The 340B hospitals had a more severe view of the proposal. "What MedPAC proposes is a radical restructuring of the 340B drug pricing program," Randy Barrett, vice president of communications for 340B Health, a coalition of 340B hospitals and health systems, said in a statement.

"It is a solution in search of a problem -- and one that would negatively impact many safety-net hospitals and their communities. Now is not the time to consider fundamental changes to the program, especially as 340B hospitals struggle to meet the needs of their low-income and underserved populations in an era of rapidly increasing drug costs."

MedPAC also recommended that Medicare not take health assessments into account when risk-adjusting payments in the Medicare Advantage program, Edwin Park, JD, vice-president for health policy at the Center on Budget and Policy Priorities, a left-leaning think tank here, noted in an email to MedPage Today.

"Medicare Advantage plans increasingly provide health assessments of their enrollees; for example, a nurse may come to a patient's home to do a physical exam," Park explained in a blog post.

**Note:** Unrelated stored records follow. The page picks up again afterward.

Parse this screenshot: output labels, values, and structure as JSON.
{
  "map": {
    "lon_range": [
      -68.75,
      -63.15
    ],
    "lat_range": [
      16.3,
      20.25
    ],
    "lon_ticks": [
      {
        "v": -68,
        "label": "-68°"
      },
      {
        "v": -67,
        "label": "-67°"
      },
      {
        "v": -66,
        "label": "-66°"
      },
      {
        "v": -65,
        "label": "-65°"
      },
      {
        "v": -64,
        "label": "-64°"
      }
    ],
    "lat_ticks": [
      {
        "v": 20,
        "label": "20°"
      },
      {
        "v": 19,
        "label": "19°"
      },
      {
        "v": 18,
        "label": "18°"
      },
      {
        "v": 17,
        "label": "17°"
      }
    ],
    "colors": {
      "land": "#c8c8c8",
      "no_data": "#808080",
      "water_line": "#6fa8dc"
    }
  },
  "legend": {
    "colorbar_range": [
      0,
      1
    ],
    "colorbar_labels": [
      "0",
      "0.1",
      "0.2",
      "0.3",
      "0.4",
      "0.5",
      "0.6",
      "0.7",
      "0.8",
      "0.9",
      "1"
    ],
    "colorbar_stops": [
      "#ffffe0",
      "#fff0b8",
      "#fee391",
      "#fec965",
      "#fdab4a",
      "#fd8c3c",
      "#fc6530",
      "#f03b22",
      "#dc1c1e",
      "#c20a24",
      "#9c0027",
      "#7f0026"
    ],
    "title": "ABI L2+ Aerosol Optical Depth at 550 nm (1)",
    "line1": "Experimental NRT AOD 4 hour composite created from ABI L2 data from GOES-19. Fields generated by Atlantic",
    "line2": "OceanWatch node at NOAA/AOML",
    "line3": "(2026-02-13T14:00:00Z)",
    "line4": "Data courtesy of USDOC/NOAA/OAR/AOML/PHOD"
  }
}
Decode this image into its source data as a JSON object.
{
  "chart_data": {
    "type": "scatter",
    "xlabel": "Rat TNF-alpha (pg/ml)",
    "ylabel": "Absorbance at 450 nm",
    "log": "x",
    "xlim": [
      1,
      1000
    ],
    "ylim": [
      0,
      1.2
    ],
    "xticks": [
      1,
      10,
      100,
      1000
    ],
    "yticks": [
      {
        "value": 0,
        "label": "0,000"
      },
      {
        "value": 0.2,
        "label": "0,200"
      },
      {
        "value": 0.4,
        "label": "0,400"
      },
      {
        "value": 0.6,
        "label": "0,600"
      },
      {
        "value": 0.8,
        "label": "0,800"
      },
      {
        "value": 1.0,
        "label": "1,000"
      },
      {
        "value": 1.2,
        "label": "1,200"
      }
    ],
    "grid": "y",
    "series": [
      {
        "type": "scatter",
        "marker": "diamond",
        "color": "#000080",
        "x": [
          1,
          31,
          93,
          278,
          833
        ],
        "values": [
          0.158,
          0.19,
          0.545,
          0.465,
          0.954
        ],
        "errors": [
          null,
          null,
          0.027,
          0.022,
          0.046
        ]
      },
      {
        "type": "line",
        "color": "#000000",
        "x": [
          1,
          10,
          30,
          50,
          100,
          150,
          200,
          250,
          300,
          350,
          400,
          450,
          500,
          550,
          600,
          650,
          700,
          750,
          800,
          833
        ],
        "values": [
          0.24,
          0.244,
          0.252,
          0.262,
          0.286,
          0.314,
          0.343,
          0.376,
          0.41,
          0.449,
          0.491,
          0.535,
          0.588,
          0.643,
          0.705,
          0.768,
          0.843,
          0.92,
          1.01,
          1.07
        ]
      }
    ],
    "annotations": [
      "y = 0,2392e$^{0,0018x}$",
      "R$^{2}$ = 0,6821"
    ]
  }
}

But Medicare has found that "some insurers mainly use these assessments to 'collect' diagnoses in order to raise enrollees' risk scores for purposes of risk adjustment, rather than to improve follow-up care or identify illnesses requiring treatment," he wrote. "In fact, the Centers for Medicare and Medicaid Services had proposed excluding these kinds of assessments but dropped this change in the face of industry opposition."

MedPAC did suggest revising the prospective payment system for skilled nursing facilities, but no changes in the payment system for hospice care.